La vibration de la corde engendre une modification du circuit magnétique qui entraîne


une variation du courant dans la bobines. Les 4 ou 6 microphones sont reliés en série et
alimentent ainsi le préamplificateur.

AP2.4.2.1 Transducteur piézo-électrique


La membrane déforme une petite pastille piézo-électrique. Il s’agit d’un matériau
présentant une structure atomique cristalline, comme le quartz. Un tel matériau
présente aux surfaces une force électromotrice proportionnelle à la déformation
mécanique. La métallisation des surfaces permet de " récupérer " cette tension.
Ces microphones présentaient de bonnes caractéristiques dont une tension élevée.
Toutefois leur haute impédance obligeait des câbles courts et enfin le cristal piézo-
électrique vieillit mal tout en craignant chaleur et humidité. Ces microphones sont très
peu répandus.

AP2.4.2.2 Transducteur électrostatique: Microphone à


condensateur
La capsule est constituée d’un condensateur variable dont une des armatures est une
membrane mobile d’un poids négligeable tendue très près d’une armature fixe.

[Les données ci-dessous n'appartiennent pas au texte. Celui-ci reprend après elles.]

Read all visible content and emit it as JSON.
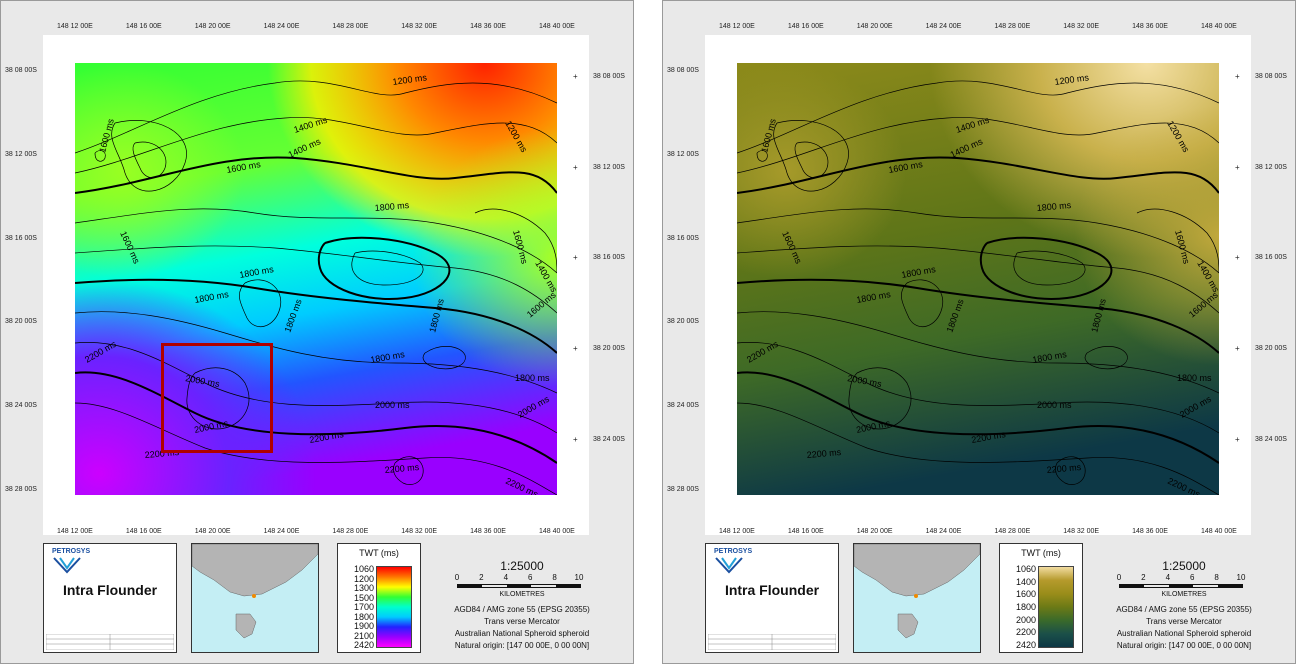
{
  "map_left": {
    "top_ticks": [
      "148 12 00E",
      "148 16 00E",
      "148 20 00E",
      "148 24 00E",
      "148 28 00E",
      "148 32 00E",
      "148 36 00E",
      "148 40 00E"
    ],
    "bottom_ticks": [
      "148 12 00E",
      "148 16 00E",
      "148 20 00E",
      "148 24 00E",
      "148 28 00E",
      "148 32 00E",
      "148 36 00E",
      "148 40 00E"
    ],
    "left_ticks": [
      "38 08 00S",
      "38 12 00S",
      "38 16 00S",
      "38 20 00S",
      "38 24 00S",
      "38 28 00S"
    ],
    "right_ticks": [
      "38 08 00S",
      "38 12 00S",
      "38 16 00S",
      "38 20 00S",
      "38 24 00S"
    ],
    "contour_labels": [
      {
        "text": "1200 ms"
      },
      {
        "text": "1400 ms"
      },
      {
        "text": "1200 ms"
      },
      {
        "text": "1400 ms"
      },
      {
        "text": "1600 ms"
      },
      {
        "text": "1600 ms"
      },
      {
        "text": "1600 ms"
      },
      {
        "text": "1800 ms"
      },
      {
        "text": "1800 ms"
      },
      {
        "text": "1600 ms"
      },
      {
        "text": "1800 ms"
      },
      {
        "text": "1400 ms"
      },
      {
        "text": "1600 ms"
      },
      {
        "text": "1800 ms"
      },
      {
        "text": "1800 ms"
      },
      {
        "text": "2200 ms"
      },
      {
        "text": "2000 ms"
      },
      {
        "text": "2000 ms"
      },
      {
        "text": "2000 ms"
      },
      {
        "text": "2200 ms"
      },
      {
        "text": "2200 ms"
      },
      {
        "text": "2000 ms"
      },
      {
        "text": "2200 ms"
      },
      {
        "text": "2200 ms"
      },
      {
        "text": "1800 ms"
      },
      {
        "text": "1800 ms"
      }
    ]
  },
  "title_block": {
    "logo": "PETROSYS",
    "title": "Intra Flounder"
  },
  "legend_left": {
    "title": "TWT (ms)",
    "labels": [
      "1060",
      "1200",
      "1300",
      "1500",
      "1700",
      "1800",
      "1900",
      "2100",
      "2420"
    ],
    "colors": [
      "#ff0000",
      "#ff7700",
      "#ffff00",
      "#33ff33",
      "#00ffcc",
      "#00ccff",
      "#2222ff",
      "#9900ff",
      "#ff00ff"
    ]
  },
  "legend_right": {
    "title": "TWT (ms)",
    "labels": [
      "1060",
      "1400",
      "1600",
      "1800",
      "2000",
      "2200",
      "2420"
    ],
    "colors": [
      "#f2dca0",
      "#b59a2c",
      "#9a8d1a",
      "#6c7a16",
      "#3a6a2a",
      "#1b5048",
      "#0d3846"
    ]
  },
  "scale": {
    "ratio": "1:25000",
    "numbers": [
      "0",
      "2",
      "4",
      "6",
      "8",
      "10"
    ],
    "unit": "KILOMETRES",
    "proj_lines": [
      "AGD84 / AMG zone 55 (EPSG 20355)",
      "Trans verse Mercator",
      "Australian National Spheroid spheroid",
      "Natural origin: [147 00 00E, 0 00 00N]"
    ]
  }
}
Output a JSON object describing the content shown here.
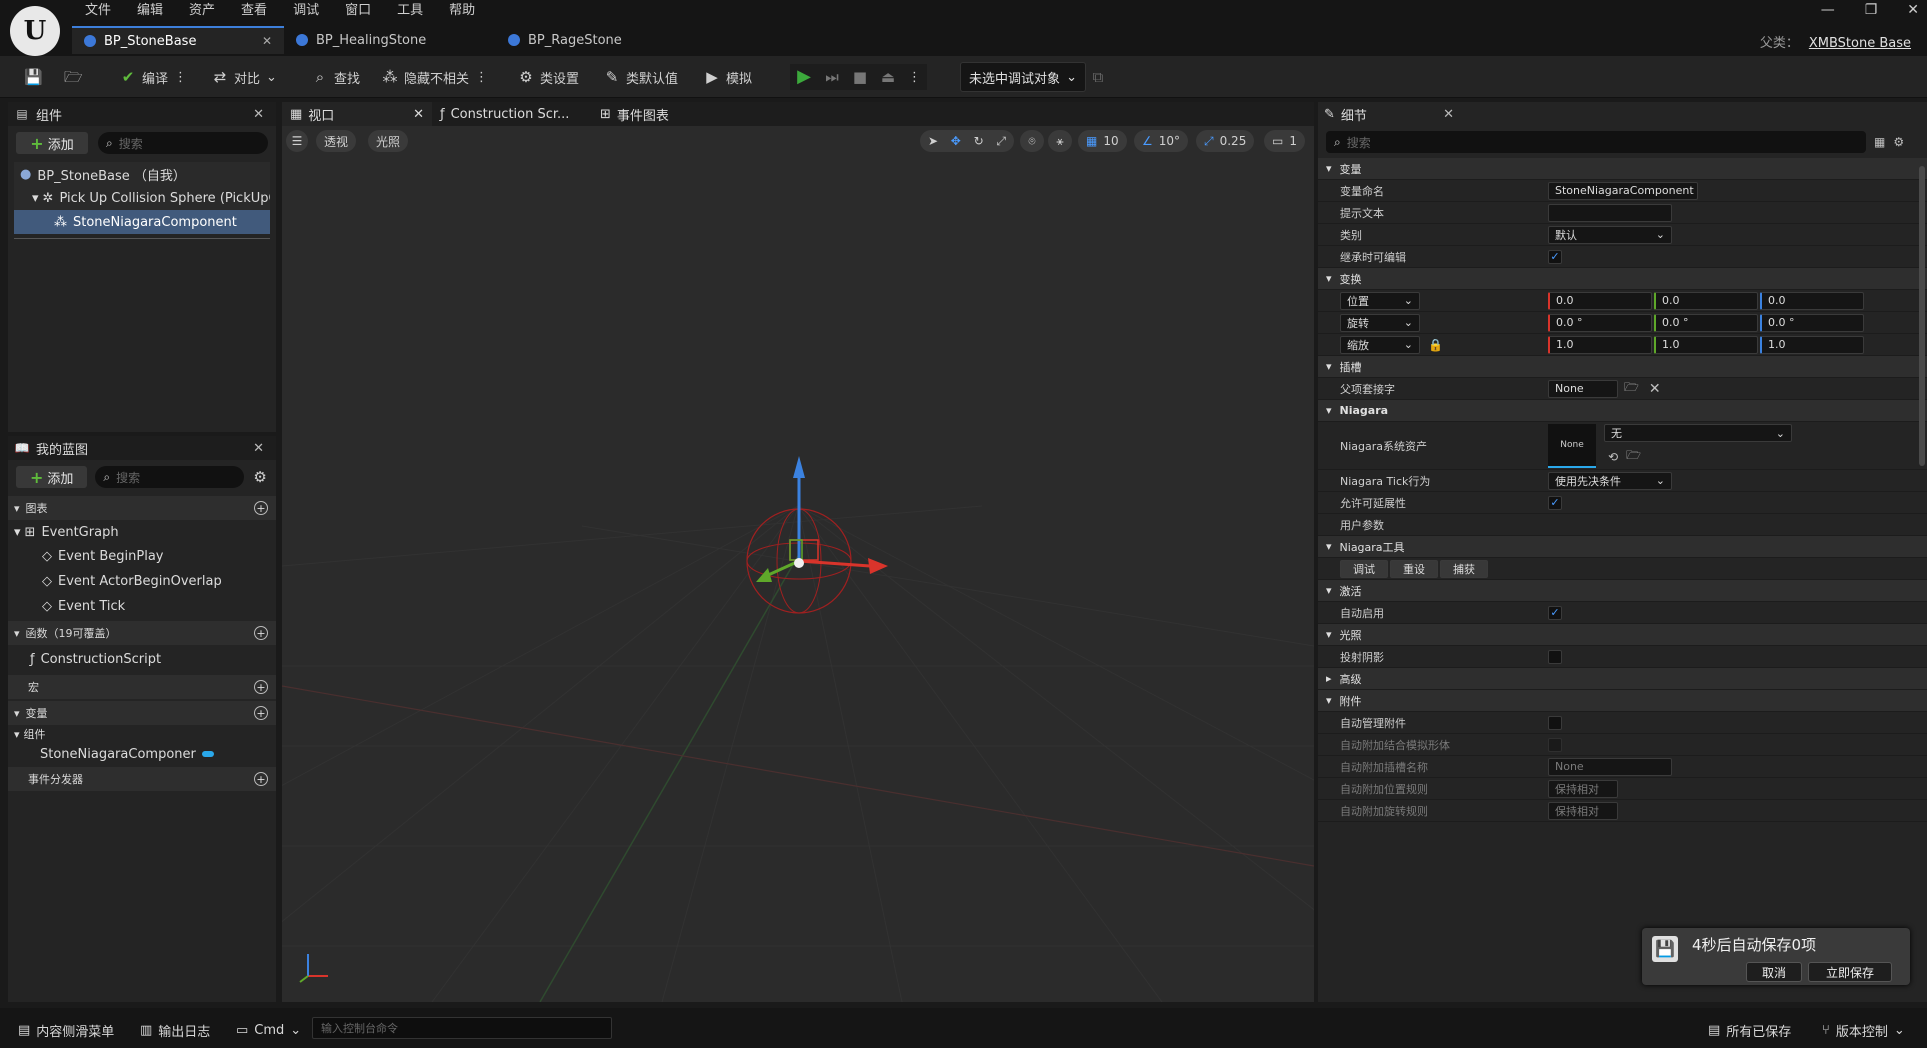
{
  "menu": [
    "文件",
    "编辑",
    "资产",
    "查看",
    "调试",
    "窗口",
    "工具",
    "帮助"
  ],
  "tabs": [
    {
      "label": "BP_StoneBase"
    },
    {
      "label": "BP_HealingStone"
    },
    {
      "label": "BP_RageStone"
    }
  ],
  "parent_class": {
    "label": "父类：",
    "value": "XMBStone Base"
  },
  "toolbar": {
    "compile": "编译",
    "diff": "对比",
    "find": "查找",
    "hide_unrelated": "隐藏不相关",
    "class_settings": "类设置",
    "class_defaults": "类默认值",
    "simulate": "模拟",
    "debug_select": "未选中调试对象"
  },
  "components_panel": {
    "title": "组件",
    "add_label": "添加",
    "search_placeholder": "搜索",
    "items": [
      "BP_StoneBase （自我）",
      "Pick Up Collision Sphere (PickUpColl",
      "StoneNiagaraComponent"
    ]
  },
  "my_blueprint": {
    "title": "我的蓝图",
    "add_label": "添加",
    "search_placeholder": "搜索",
    "graphs_section": "图表",
    "event_graph": "EventGraph",
    "events": [
      "Event BeginPlay",
      "Event ActorBeginOverlap",
      "Event Tick"
    ],
    "functions_section": "函数（19可覆盖）",
    "construction_script": "ConstructionScript",
    "macros_section": "宏",
    "variables_section": "变量",
    "components_group": "组件",
    "component_var": "StoneNiagaraComponer",
    "dispatchers_section": "事件分发器"
  },
  "viewport": {
    "tabs": [
      "视口",
      "Construction Scr...",
      "事件图表"
    ],
    "perspective": "透视",
    "lit": "光照",
    "grid_snap": "10",
    "rot_snap": "10°",
    "scale_snap": "0.25",
    "camera_speed": "1"
  },
  "details": {
    "title": "细节",
    "search_placeholder": "搜索",
    "sections": {
      "variable": "变量",
      "transform": "变换",
      "sockets": "插槽",
      "niagara": "Niagara",
      "niagara_tools": "Niagara工具",
      "activation": "激活",
      "lighting": "光照",
      "advanced": "高级",
      "attachment": "附件"
    },
    "variable_name_label": "变量命名",
    "variable_name_value": "StoneNiagaraComponent",
    "tooltip_label": "提示文本",
    "category_label": "类别",
    "category_value": "默认",
    "editable_label": "继承时可编辑",
    "location_label": "位置",
    "location": [
      "0.0",
      "0.0",
      "0.0"
    ],
    "rotation_label": "旋转",
    "rotation": [
      "0.0 °",
      "0.0 °",
      "0.0 °"
    ],
    "scale_label": "缩放",
    "scale": [
      "1.0",
      "1.0",
      "1.0"
    ],
    "parent_socket_label": "父项套接字",
    "parent_socket_value": "None",
    "niagara_asset_label": "Niagara系统资产",
    "niagara_asset_thumb": "None",
    "niagara_asset_value": "无",
    "tick_label": "Niagara Tick行为",
    "tick_value": "使用先决条件",
    "scalability_label": "允许可延展性",
    "user_params_label": "用户参数",
    "tool_buttons": [
      "调试",
      "重设",
      "捕获"
    ],
    "auto_activate_label": "自动启用",
    "cast_shadow_label": "投射阴影",
    "auto_manage_label": "自动管理附件",
    "auto_weld_label": "自动附加结合模拟形体",
    "auto_socket_label": "自动附加插槽名称",
    "auto_socket_value": "None",
    "auto_loc_rule_label": "自动附加位置规则",
    "auto_loc_rule_value": "保持相对",
    "auto_rot_rule_label": "自动附加旋转规则",
    "auto_rot_rule_value": "保持相对"
  },
  "bottombar": {
    "content_drawer": "内容侧滑菜单",
    "output_log": "输出日志",
    "cmd": "Cmd",
    "console_placeholder": "输入控制台命令",
    "all_saved": "所有已保存",
    "source_control": "版本控制"
  },
  "toast": {
    "message": "4秒后自动保存0项",
    "cancel": "取消",
    "save_now": "立即保存"
  },
  "colors": {
    "accent": "#3d7fdb",
    "x_axis": "#d9342b",
    "y_axis": "#5fa82a",
    "z_axis": "#3b82e0"
  }
}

Pour fonctionner, le condensateur doit être polarisé par une tension électrique de l’ordre
de 50V à 60V. Les déplacements de la membrane entraîne une variation de capacité, qui
est traduite par une variation de tension aux bornes de la résistance de charge.

D’une qualité exceptionnelle, ces microphones se sont très vite imposés en studio malgré
un coût relativement élevé , malgré une alimentation élevée nécessaire et malgré une
relative fragilité aux chocs et à l’humidité. A cause de l’alimentation nécessaire, ce sont
des microphones essentiellement de studio.

AP2.4.2.3 Transducteur électrostatique: Microphone à


électret
Ce sont des microphones à condensateur n’ayant pas besoin d’une polarisation aussi
élevée pour fonctionner. Certains plastiques conservent une certaine polarisation
(orientation électrique des molécules). Par exemple, un film de polycarbonate métallisé,
polarisé sous une tension de 3kV dans une étuve à 120 degrés celsius puis refroidit
brusquement, conserve une polarisation de manière définitive : C’est un électret.
Ces microphones ont permit la miniaturisation ainsi que l’obtention de microphones de
très grandes qualités tout en étant transportable. Seules une alimentation d’une pile
suffit. De plus, la miniaturisation des circuits électroniques a permis d’inséré et la pile et
un circuit amplificateur dans le boîtier conventionnel d’un microphone. Ils sont parmi
les plus répandus actuellement.

AP2.4.3 Transducteur " à charbon "


Le fonctionnement repose sur les contacts imparfaits des molécules de charbon entre
elles. Les granules de charbon remplissent un volume fermé par la membrane. Le
déplacement de celle-ci entraîne une variation de résistance qui est transmise par le
transformateur. C’est le plus vieux système de microphone (inventé par M.Hughes) et il
a été utilisé par tout les appareils téléphoniques jusqu’à aujourd’hui.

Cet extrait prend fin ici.